Over time my reaction has evolved from amusement, to mild pique, to being outright annoyed when I see references to this or that putatively “failed” Democrat-Socialist policy, program, or initiative. The same blinkered narrative is applied to describe Marxism itself, which “fails every time it’s tried,” or so we’re endlessly told—as if the sole ambition of its advocates and administrators is to see to it that all are adequately fed, housed, and liberated from servitude and want. Bless their selfless, charitable hearts, Marxists just want to make sure that both the high and mighty and the downtrodden alike are fairly treated. That the State meets its obligation to ensure that avarice can never be wielded as a cudgel by one man in the bludgeoning of his brother. That all resources are equitably distributed.
Sorry, but…no. Whatever Karl Marx’s own notion might have been originally, Communism as we know it today is usually pretty danged good at achieving its true imperatives: untrammeled power and wealth for the ruthless few at the top of the heap, hopeless subjugation without mercy or surcease for the hapless serfs below.

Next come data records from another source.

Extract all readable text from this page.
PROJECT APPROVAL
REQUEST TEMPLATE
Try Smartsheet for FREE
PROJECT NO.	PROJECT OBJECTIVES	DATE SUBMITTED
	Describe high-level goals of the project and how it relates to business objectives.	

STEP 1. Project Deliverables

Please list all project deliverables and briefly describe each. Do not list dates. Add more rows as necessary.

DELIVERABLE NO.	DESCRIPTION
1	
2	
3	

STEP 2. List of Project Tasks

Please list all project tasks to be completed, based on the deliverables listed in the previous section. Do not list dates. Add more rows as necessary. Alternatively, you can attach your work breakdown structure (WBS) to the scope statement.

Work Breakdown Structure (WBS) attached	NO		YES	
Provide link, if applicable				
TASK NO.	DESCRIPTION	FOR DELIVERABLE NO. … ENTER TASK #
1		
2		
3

The truth is that Communism, as well as the machinations of its Democrat-Socialist Party adherents, actually succeeds every time it’s tried. Understanding that is a matter of realizing what their ACTUAL goals and intentions are, and ignoring what they SAY they are—ie, “success” isn’t anything to do with uplifting, assisting, or liberating anybody, other than members of the Ruling Class kleptocracy—and then adjusting your own perceptions accordingly. Or, to adapt the famous words of another notorious latter-day Marxist, it all depends on what the meaning of “success” is. Once you’ve recalibrated your terms and definitions properly, it’s all perfectly obvious.
“In case you haven’t noticed, gas prices have never gone down.”
Not the case at all. Trump brought gas prices in the sane states to less than the gas price when I was a teen. Look it up. 1971 price of gas was around 36 cents per gallon. In 2021 that works out to $2.36. And recently I paid near $2.00 per gallon. Recently being defined as before the current white house resident.